Vivre dans l’autoproclamé « plus beau pays du monde » et souffrir des pires tourments auto-infligés, voilà la réalité du quotidien des Marocains. Dire qu’on aime le pays et se partager entre ici et ailleurs, réellement et/ou virtuellement, voilà l’antagonisme dans lequel nous vivons. Battre sa coulpe est devenu l’activité préférée de nous autres, et surtout quand un drame survient, comme celui de la région d’Essaouira où 15 femmes sont mortes, et plusieurs autres blessées, dimanche 19 novembre.
La bousculade d’Essaouira
Les faits sont simples. Une association caritative entreprend de distribuer des aides alimentaires, mais par manque d’organisation du donateur et de discipline des victimes, et face à une forte dose d’irresponsabilité et d’imprévoyance de l’autorité locale, le drame survient et 15 personnes trépassent.

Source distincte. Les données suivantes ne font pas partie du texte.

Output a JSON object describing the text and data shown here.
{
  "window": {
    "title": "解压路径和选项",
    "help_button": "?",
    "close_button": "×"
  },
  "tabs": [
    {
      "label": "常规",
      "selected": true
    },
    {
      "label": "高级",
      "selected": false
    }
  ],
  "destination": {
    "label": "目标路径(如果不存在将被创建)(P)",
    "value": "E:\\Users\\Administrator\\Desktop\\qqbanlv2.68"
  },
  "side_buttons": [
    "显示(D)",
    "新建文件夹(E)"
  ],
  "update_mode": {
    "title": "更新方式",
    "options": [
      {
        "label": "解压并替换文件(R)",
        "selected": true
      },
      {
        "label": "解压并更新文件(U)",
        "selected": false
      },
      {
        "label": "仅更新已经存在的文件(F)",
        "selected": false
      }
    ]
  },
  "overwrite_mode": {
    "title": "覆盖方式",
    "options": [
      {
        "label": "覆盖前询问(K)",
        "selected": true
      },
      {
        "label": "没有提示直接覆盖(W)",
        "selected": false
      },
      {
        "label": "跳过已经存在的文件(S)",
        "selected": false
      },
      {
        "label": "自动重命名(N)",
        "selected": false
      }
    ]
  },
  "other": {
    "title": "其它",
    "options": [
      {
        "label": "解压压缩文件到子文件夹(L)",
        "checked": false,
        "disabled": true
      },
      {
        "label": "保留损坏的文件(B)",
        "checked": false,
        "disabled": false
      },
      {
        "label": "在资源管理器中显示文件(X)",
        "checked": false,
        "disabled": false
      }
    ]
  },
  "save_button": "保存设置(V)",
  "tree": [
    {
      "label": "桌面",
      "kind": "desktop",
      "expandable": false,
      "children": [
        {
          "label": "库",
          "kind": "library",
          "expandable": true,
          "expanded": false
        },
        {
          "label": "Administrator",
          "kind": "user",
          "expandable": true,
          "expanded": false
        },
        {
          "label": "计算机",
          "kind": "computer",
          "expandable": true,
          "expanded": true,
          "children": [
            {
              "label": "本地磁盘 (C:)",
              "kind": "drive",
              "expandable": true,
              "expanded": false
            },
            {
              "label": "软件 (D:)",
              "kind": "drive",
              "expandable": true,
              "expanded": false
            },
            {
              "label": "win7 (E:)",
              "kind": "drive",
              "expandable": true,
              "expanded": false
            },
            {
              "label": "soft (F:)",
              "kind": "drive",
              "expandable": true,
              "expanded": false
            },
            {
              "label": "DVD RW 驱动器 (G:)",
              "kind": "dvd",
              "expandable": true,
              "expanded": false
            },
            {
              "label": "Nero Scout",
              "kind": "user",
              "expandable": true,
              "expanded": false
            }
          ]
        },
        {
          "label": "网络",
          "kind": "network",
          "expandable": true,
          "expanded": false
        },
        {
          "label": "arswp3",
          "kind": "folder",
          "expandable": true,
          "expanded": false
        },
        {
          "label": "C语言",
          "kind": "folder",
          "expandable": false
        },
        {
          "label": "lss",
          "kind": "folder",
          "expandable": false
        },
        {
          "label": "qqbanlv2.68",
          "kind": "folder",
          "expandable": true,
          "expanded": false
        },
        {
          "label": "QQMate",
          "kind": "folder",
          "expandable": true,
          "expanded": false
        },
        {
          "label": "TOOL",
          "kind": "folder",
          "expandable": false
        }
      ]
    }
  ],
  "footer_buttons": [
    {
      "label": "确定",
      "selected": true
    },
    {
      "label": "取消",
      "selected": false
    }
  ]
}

On a alors et aussitôt vite fait de crier à la famine, de multiplier les slogans ravageurs émis par des tempéraments ravagés, de fulminer contre le satellite, de vitupérer contre le TGV, de vociférer contre le makhzen, de pester contre les autoroutes dans le pays  et attester de la déroute du pays.
Les troubles d’al Hoceima
Un homme meurt dans des circonstances dramatiques et particulièrement indignes… Ecrasé dans une benne à ordures ! La population réagit, puis les manifestations font tâche d’huile. En cause, le sous-développement endémique de la région et l’incurie pathologique de certains responsables. Rien de plus, mais voilà qu’on commence à parler séparatisme, complot, makhzen, droits de l’Homme etc…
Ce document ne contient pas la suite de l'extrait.